Article summary of The residual effect of feigning: How intentional faking may evolve into a less conscious form of symptom reporting by Merckelbach et al. - Chapter

How is noncredible presentation defined by the DSM-IV-TR?

The DSM-IV-TR uses two different labels for noncredible presentation. Malingering is used when the feigning of symptoms seems to be motivated by external gain, such as money, resources, medication, or others. The label factitious disorder is used when the feigning is motivated by an internal reason, such as wanting to act out the role of patient. This version of the DSM also states that feigning means that a patient has intentional control over their symptoms. However, it appears their is not such a clear difference between malingerers and those with factitious disorder. Secondly, some people are so involved with pretending to have a certain disorder that they practice it unconsciously. People may really come to believe they are ill and mistake their fake symptoms for 'real ones'.

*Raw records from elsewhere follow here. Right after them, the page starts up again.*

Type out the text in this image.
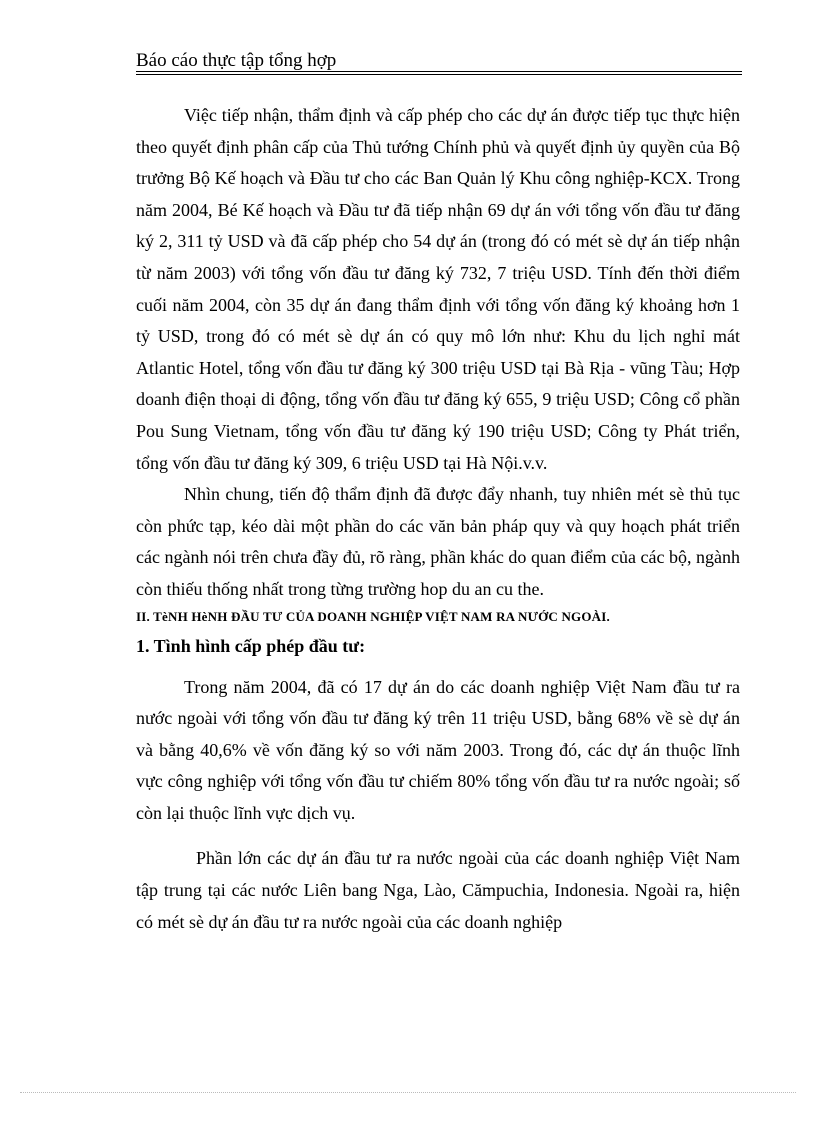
Báo cáo thực tập tổng hợp

Việc tiếp nhận, thẩm định và cấp phép cho các dự án được tiếp tục thực hiện theo quyết định phân cấp của Thủ tướng Chính phủ và quyết định ủy quyền của Bộ trưởng Bộ Kế hoạch và Đầu tư cho các Ban Quản lý Khu công nghiệp-KCX. Trong năm 2004, Bé Kế hoạch và Đầu tư đã tiếp nhận 69 dự án với tổng vốn đầu tư đăng ký 2, 311 tỷ USD và đã cấp phép cho 54 dự án (trong đó có mét sè dự án tiếp nhận từ năm 2003) với tổng vốn đầu tư đăng ký 732, 7 triệu USD. Tính đến thời điểm cuối năm 2004, còn 35 dự án đang thẩm định với tổng vốn đăng ký khoảng hơn 1 tỷ USD, trong đó có mét sè dự án có quy mô lớn như: Khu du lịch nghỉ mát Atlantic Hotel, tổng vốn đầu tư đăng ký 300 triệu USD tại Bà Rịa - vũng Tàu; Hợp doanh điện thoại di động, tổng vốn đầu tư đăng ký 655, 9 triệu USD; Công cổ phần Pou Sung Vietnam, tổng vốn đầu tư đăng ký 190 triệu USD; Công ty Phát triển, tổng vốn đầu tư đăng ký 309, 6 triệu USD tại Hà Nội.v.v.

Nhìn chung, tiến độ thẩm định đã được đẩy nhanh, tuy nhiên mét sè thủ tục còn phức tạp, kéo dài một phần do các văn bản pháp quy và quy hoạch phát triển các ngành nói trên chưa đầy đủ, rõ ràng, phần khác do quan điểm của các bộ, ngành còn thiếu thống nhất trong từng trường hop du an cu the.

II. TèNH HèNH ĐẦU TƯ CỦA DOANH NGHIỆP VIỆT NAM RA NƯỚC NGOÀI.
1. Tình hình cấp phép đầu tư:

Trong năm 2004, đã có 17 dự án do các doanh nghiệp Việt Nam đầu tư ra nước ngoài với tổng vốn đầu tư đăng ký trên 11 triệu USD, bằng 68% về sè dự án và bằng 40,6% về vốn đăng ký so với năm 2003. Trong đó, các dự án thuộc lĩnh vực công nghiệp với tổng vốn đầu tư chiếm 80% tổng vốn đầu tư ra nước ngoài; số còn lại thuộc lĩnh vực dịch vụ.

Phần lớn các dự án đầu tư ra nước ngoài của các doanh nghiệp Việt Nam tập trung tại các nước Liên bang Nga, Lào, Cămpuchia, Indonesia. Ngoài ra, hiện có mét sè dự án đầu tư ra nước ngoài của các doanh nghiệp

The current study looks at whether fake symptoms can be mistaken for real ones when people are instructed to feign them. A second thing this research studies is whether self-deception may be the basis of this effect. Self-deception is a trait where people lack introspective ability.

How did the first experiment go?

The first experiment had two groups. Both groups read a story explaining a defendant entering a building illegally, stones falling down as a result, and a girl getting killed because of it. The groups were instructed to imagine that they were the defendant and had to undergo an evaluation. One of the groups was instructed to feign symptoms to make them less criminally responsible, whereas people from the other group were instructed to fill out the evaluation honestly. After some time had passed both groups filled in the same scale again, but were both instructed to respond honestly this time. The researchers examined whether those that were first instructed to feign and then to respond honestly reported more symptoms than those that were asked tor espond honestly both times. This would support the idea that people who feign symptoms can become less conscious of the way they report them.

Participants did what was asked of them and it was found that the group that first feigned and then had to respond honestly reported more symptoms in both cases. This may have been because people 'forget' that they fabricated their symptoms.

How did the second experiment go?

Participants were asked to fill in a certain psychiatric symptom scale, the SCL-90. Following this, they were asked to solve two sudoku puzzles. While the participants solved the puzzles, one of the experimenters manipulated two items of their psychiatric symptom scale and increased their score on it by two points. After solving the puzzles, the experimenter showed them the manipulated answers and some control ones and asked them to explain why they had filled out the scores as they did. This was to test whether participants could detect the mismatches between what they actually answered and what the experimenter turned their answer into. After this was done, the participants filled out another short version of the SCL-90. Through this it was tested whether participants that did not notice the score change by the experimenter would fill out their scoring in the direction of the manipulation while filling in the SCL-90 this second time.

Many participants were blind to the changes the experimenter made in their answer sheets and accepted tham as their own answers. As a result of this, they changed their answers in the direction of the manipulation when filling out the scale a second time. This means that participants do not monitor symptoms they report very well introspectively. However, people do differ on this character trait. Important for this is self-deceptive enhancement, a bias where you see yourself as a powerful agency, which goes together with a poor insight into symptoms and distortion of memory.

How did the third experiment go?

This experiment was set up to check whether self-deceptive enhancement (a poor insight into what causes your own behavior) could be related to feigning and seeing your own made up symptoms as real. Participants were asked to read a story about a worker who had practiced the same factory job for 25 years, but after a conflict tried to call in sick and complain of symptoms he did not have. The participants were asked to imagine they were the worker and feign the symptoms he was having on a test. After this test, the participants were given sudoku's to solve. After this, the participants got new tests and were now asked to forget the story about the worker and instead respond honestly.

It was found that individuals who scored high on self-deceptive enhancement showed greater residual effects of feigning. Thus, having poor introspective abilities could possibly be related to forgetting your symptoms are made up, and instead seeing them as real.

Are there limitations to the three experiments?

A few limitations to the research above can be stated:

  • The research was done with small, nonclinical samples made up of students.
  • The samples consisted mainly of females.
  • No interviews were done after the experiments to see whether participants had actually consciously feigned symptoms when given the second test or whether they had answered honestly.
  • It is unknown whether the effects found with this research are short- or long-term effects. This is because both tests were administered in one session.